# Wine Cellar Plans



## bovinewines (Mar 31, 2008)

All,
I'm sorta kinda in the process of trying to buy a home and am trying to figure out a way to convert a den into a wine cellar (for both my bottles who are suffering from lack of humidity and my wine making). I'm trying to figure out how I can do this without having to tear into sheetrock and all of that. 


This is a first home...so I only plan to be there about 5 years.
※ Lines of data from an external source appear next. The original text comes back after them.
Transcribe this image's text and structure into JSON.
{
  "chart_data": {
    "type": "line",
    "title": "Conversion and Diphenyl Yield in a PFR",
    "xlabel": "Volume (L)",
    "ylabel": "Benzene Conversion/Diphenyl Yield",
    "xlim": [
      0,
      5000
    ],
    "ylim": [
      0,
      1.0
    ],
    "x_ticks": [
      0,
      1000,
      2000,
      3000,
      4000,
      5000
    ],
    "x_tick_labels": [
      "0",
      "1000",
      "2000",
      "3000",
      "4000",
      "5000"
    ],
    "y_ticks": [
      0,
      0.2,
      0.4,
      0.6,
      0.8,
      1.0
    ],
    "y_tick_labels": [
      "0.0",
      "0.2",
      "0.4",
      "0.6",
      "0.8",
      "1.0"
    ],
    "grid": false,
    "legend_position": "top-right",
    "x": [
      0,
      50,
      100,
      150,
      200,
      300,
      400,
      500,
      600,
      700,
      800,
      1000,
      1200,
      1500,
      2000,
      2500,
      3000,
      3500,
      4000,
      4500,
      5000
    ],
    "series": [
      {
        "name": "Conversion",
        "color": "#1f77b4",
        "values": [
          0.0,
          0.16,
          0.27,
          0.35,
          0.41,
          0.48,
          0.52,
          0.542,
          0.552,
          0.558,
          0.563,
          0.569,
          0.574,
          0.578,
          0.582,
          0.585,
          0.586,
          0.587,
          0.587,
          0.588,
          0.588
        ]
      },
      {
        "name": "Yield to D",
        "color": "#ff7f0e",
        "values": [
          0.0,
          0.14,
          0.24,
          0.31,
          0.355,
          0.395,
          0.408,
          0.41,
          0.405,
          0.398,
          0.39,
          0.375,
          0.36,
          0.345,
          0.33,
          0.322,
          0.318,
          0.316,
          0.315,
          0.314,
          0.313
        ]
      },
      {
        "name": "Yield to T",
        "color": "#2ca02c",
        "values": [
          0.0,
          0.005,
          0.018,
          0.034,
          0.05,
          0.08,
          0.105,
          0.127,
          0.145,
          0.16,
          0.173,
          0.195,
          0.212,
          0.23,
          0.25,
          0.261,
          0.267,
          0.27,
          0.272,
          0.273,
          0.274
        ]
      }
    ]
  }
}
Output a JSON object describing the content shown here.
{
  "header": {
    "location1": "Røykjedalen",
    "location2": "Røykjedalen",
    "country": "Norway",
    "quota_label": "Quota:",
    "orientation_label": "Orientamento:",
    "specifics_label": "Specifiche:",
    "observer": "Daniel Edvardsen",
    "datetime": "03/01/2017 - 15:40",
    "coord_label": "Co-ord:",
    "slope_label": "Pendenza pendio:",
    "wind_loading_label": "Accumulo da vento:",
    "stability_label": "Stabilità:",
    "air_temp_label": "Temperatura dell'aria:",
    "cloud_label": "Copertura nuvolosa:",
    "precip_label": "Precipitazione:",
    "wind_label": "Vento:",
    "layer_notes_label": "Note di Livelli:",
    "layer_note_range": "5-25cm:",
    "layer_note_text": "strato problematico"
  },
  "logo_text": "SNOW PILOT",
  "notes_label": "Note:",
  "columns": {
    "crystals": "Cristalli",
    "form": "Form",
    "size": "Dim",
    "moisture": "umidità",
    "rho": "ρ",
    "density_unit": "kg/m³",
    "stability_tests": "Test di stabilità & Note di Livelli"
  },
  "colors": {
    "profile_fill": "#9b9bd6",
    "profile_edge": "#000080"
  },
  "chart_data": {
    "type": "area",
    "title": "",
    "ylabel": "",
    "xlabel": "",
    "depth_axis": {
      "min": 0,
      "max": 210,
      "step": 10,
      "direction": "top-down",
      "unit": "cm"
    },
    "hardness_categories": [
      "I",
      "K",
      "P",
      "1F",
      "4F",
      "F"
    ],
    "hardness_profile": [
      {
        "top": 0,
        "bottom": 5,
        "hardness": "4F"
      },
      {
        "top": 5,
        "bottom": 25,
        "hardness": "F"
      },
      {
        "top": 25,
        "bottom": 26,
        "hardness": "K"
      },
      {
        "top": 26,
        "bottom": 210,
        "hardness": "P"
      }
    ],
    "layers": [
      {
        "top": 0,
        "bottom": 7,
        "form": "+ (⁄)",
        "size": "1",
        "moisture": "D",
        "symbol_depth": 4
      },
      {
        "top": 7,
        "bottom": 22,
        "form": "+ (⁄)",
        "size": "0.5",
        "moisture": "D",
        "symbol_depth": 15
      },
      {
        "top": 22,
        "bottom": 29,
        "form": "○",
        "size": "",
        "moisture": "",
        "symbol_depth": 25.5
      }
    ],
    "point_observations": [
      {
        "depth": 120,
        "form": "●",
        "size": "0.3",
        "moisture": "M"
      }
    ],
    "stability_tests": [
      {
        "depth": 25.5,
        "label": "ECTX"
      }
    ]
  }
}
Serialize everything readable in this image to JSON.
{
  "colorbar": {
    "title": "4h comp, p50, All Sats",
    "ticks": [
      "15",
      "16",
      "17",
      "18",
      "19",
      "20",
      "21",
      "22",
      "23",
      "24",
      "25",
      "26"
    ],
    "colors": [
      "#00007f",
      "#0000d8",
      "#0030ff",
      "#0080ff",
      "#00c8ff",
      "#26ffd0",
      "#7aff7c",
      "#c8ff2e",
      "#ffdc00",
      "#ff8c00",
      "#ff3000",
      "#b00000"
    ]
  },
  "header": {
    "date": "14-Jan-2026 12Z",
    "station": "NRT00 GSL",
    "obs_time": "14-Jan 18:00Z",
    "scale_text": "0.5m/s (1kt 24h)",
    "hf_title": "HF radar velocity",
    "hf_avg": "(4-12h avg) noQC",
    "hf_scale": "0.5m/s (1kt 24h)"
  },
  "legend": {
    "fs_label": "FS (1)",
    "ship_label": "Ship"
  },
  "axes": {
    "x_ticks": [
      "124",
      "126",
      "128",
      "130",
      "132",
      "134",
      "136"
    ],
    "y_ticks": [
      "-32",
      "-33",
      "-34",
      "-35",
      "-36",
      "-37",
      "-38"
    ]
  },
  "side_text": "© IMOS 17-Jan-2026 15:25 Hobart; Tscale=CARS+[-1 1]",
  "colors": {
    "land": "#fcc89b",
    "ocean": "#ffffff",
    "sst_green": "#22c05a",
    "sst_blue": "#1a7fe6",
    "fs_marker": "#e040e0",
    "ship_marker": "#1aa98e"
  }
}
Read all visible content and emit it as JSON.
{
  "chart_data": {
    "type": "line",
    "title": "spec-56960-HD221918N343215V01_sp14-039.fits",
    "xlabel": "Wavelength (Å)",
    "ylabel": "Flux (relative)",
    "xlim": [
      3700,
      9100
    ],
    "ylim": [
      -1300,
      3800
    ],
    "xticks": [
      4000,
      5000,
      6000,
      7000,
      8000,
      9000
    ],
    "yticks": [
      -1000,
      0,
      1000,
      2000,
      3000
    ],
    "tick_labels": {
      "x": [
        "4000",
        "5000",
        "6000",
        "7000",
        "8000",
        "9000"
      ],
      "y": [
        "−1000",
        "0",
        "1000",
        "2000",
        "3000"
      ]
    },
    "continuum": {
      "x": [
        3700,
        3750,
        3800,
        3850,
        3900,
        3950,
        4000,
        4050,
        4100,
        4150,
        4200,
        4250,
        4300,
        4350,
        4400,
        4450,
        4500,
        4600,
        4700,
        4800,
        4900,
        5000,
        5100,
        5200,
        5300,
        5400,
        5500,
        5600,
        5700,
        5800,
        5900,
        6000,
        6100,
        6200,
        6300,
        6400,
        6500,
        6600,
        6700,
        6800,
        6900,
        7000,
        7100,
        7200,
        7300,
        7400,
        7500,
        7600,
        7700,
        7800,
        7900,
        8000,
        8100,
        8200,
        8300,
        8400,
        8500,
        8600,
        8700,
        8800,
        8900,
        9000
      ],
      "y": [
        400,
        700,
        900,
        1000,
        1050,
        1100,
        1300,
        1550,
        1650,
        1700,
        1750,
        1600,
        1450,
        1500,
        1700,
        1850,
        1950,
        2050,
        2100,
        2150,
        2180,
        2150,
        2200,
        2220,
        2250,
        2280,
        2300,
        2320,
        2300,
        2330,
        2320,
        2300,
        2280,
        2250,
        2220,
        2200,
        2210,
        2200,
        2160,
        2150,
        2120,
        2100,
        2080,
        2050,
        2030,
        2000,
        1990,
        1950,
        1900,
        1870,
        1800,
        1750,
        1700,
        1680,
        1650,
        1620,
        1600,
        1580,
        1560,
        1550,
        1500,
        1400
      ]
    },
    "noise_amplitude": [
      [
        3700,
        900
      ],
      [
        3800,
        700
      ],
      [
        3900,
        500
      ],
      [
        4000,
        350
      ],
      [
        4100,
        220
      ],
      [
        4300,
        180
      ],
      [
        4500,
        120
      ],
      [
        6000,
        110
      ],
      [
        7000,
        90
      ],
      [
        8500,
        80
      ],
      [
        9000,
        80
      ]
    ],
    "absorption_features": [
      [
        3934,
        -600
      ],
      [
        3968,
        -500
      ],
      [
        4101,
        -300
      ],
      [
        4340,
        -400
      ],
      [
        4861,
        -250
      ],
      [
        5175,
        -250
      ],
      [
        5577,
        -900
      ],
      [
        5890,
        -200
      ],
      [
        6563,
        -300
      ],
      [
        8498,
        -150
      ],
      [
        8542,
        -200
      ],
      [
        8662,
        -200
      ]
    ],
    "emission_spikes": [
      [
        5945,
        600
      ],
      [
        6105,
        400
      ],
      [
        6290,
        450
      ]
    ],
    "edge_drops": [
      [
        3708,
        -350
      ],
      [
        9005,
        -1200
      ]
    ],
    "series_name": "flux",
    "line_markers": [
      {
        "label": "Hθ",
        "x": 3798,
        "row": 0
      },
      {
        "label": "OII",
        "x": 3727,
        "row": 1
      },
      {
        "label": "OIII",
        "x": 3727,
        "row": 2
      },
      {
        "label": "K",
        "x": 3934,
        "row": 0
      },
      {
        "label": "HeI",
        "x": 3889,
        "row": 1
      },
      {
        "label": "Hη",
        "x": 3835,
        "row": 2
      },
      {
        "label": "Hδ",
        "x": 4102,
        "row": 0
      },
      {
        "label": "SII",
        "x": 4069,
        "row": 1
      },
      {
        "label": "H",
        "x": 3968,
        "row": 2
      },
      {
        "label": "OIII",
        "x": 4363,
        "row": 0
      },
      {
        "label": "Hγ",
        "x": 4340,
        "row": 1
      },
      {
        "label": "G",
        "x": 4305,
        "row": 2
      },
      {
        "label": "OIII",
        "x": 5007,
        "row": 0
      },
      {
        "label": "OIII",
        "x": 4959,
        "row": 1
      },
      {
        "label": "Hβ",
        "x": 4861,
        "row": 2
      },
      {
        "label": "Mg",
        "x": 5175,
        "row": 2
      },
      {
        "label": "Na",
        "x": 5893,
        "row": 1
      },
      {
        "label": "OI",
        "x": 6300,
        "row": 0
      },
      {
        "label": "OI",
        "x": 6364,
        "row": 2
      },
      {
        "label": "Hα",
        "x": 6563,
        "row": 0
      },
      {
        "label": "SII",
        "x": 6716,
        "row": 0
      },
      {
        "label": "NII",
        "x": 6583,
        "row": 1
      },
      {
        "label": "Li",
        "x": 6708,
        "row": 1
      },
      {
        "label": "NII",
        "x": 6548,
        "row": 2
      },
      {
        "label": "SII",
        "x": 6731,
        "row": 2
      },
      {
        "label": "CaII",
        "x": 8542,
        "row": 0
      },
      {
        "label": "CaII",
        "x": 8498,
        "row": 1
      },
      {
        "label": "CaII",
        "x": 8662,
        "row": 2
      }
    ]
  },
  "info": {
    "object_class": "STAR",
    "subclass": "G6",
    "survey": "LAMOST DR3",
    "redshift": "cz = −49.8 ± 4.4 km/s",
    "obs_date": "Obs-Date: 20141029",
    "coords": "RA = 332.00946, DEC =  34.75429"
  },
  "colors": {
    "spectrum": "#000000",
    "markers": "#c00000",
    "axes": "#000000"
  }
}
Would it be better to simply build something out in the garage that can be dismantled later?


----------



## JWMINNESOTA (Mar 31, 2008)

Or, you could send them up here Bovine, I have room , and heck, id even give ya back whatever is left in five years.


----------



## swillologist (Mar 31, 2008)

It always amazes how people in here are alway willing to help each other out.



If I ever need help I alway know whereI cango. *Edited by: swillologist *


----------



## SmokinDawg (Mar 31, 2008)

http://www.canply.org/pdf/main/plyplans/plywoodplans_wine_rack.pdf 

check this out, if you build multiple units, or change the dimentions a little, you can make these modular and easy to remove to your next abode.


----------



## bovinewines (Mar 31, 2008)

Yeah...this group is one the most supportive I've seen...always willing to give my little wine bottles a home!


----------



## rgecaprock (Apr 1, 2008)

Congratulations!!!! bovinewines. 


I'm buying a house too. Had the inspection today, close is April 15th. I have a spare room that I want to make into wine room of some type probably more like a wine sitting and drinking room and storage too. It will be my getaway place. 
Where is your house, details.....?
Do you have any pictures??
Ramona*Edited by: rgecaprock *


----------